Tingg!!! "Leya, minggu depan aku pulang ke Indonesia." kata Rifan. Aku senang bukan main karena Rifan akan kembali ke Indonesia. Banyak sekali anganku untuk bisa jalan berdua, ngobrol intens, dan sebagainya bersama Rifan. Aku pun membalas pesannya dengan sangat bahagia.

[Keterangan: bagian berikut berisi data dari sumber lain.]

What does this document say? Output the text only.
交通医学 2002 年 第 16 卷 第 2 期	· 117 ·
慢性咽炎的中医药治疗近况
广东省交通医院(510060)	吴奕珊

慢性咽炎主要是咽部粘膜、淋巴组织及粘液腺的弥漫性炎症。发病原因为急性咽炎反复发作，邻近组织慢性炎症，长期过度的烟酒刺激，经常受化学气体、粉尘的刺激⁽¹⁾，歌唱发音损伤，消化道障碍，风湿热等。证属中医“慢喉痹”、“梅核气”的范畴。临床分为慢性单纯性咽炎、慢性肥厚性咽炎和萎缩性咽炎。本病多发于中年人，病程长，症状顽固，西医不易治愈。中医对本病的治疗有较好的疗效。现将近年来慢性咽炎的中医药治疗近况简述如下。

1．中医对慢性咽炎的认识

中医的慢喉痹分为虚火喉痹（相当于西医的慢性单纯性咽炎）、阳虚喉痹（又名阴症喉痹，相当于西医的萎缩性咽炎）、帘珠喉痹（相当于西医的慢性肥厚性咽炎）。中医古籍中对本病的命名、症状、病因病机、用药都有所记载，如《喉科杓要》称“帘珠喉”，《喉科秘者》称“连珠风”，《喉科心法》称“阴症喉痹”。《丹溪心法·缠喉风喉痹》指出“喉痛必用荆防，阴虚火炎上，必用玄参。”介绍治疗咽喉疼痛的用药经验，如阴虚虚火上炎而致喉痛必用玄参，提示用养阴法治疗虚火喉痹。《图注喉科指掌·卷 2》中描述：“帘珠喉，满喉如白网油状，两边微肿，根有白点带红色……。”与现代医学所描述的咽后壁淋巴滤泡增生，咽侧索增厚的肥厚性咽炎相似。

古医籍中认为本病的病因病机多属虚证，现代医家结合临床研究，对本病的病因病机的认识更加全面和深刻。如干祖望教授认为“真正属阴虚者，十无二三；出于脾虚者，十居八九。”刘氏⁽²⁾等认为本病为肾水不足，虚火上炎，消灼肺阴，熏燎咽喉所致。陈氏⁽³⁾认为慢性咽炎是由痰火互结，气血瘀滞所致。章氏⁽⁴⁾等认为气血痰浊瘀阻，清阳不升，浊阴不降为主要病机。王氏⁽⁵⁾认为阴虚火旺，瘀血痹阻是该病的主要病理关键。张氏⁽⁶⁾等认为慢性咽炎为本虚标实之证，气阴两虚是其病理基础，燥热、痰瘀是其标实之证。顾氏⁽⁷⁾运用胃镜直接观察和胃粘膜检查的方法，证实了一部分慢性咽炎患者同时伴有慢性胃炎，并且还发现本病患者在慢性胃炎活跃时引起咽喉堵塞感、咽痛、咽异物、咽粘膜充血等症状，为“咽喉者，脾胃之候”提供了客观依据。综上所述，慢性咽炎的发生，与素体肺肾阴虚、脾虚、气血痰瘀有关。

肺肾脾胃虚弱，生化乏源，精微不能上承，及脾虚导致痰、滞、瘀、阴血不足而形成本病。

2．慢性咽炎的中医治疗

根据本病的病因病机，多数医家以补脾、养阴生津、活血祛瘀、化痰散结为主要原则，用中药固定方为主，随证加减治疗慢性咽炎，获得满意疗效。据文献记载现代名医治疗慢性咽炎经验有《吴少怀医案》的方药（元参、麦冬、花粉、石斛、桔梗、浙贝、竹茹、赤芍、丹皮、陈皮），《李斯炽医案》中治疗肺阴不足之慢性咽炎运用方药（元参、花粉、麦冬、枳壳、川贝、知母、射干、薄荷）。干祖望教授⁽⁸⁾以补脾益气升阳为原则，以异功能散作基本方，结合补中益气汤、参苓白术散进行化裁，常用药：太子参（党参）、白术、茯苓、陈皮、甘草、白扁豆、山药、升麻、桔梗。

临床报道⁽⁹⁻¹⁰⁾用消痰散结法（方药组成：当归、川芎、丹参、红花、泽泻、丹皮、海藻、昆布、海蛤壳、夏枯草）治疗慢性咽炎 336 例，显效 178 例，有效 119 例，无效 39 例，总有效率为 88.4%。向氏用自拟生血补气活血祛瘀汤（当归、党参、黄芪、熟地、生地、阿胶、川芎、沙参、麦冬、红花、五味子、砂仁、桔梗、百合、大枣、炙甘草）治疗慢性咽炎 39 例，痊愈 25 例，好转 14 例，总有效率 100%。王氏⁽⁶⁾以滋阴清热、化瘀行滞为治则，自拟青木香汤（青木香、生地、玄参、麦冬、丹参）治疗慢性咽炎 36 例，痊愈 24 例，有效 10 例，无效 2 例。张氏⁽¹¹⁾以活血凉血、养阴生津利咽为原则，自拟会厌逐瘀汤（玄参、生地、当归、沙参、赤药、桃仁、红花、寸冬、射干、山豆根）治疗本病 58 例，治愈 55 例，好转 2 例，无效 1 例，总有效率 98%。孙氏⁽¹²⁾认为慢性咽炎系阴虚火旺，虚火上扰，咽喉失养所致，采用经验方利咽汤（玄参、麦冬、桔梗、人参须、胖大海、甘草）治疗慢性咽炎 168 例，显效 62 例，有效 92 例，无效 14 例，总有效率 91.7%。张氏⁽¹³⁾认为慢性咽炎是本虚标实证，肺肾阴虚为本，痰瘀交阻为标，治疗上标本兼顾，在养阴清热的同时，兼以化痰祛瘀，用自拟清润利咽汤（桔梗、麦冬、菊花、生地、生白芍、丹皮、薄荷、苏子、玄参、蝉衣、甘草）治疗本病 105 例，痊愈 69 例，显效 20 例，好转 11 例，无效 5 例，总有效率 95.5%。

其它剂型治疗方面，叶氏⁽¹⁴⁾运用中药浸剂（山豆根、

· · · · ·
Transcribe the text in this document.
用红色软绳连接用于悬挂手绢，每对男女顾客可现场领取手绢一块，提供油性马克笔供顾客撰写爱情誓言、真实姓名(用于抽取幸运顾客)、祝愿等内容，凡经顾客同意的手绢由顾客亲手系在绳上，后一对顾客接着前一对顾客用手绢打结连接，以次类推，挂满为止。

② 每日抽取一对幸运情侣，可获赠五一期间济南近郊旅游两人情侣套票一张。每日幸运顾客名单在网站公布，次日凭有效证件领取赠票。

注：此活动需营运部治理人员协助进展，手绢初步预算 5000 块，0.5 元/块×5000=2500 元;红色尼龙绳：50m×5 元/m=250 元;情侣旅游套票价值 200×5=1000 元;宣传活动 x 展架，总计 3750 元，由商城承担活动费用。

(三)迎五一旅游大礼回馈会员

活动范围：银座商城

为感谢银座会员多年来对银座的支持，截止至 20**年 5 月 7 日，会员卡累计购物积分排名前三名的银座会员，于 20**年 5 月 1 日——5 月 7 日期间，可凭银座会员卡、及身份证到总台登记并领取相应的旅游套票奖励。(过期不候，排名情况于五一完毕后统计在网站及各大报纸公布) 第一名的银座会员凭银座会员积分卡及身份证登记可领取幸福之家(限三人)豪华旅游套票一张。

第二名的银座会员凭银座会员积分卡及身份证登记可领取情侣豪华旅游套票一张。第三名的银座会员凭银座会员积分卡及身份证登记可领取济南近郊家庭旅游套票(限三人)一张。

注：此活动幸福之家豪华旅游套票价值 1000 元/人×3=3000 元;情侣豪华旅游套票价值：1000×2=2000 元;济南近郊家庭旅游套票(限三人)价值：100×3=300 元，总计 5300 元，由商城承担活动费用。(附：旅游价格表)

Senja menyapa. Wah bukan main jalanan ibu kota begitu padat merayap dan sangat bising dengan suara klakson yang dimainkan oleh para pengendara roda empat maupun roda dua. Aku yang duduk termenung di atas bangku busway, mulai melirik satu persatu suasana dan kondisi yang ada. Terbesit dibenakku untuk membuat sebuah tulisan mengenai kisah rantauku yang jauh dari keluarga. Sesampainya di apartemen, aku bergegas mandi dan mengganti pakaianku. Setelah itu aku duduk di depan laptopku dan mulai menulis. Aku iseng untuk membuat sebuah cerita rantau dan tak disangka ketika aku mencoba menerbitkannya malah menjadi sebuah buku yang banyak digemari para pembaca dan aku terus mendapatkan dukungan dan apresiasi dari mereka. Aku sangat gembira.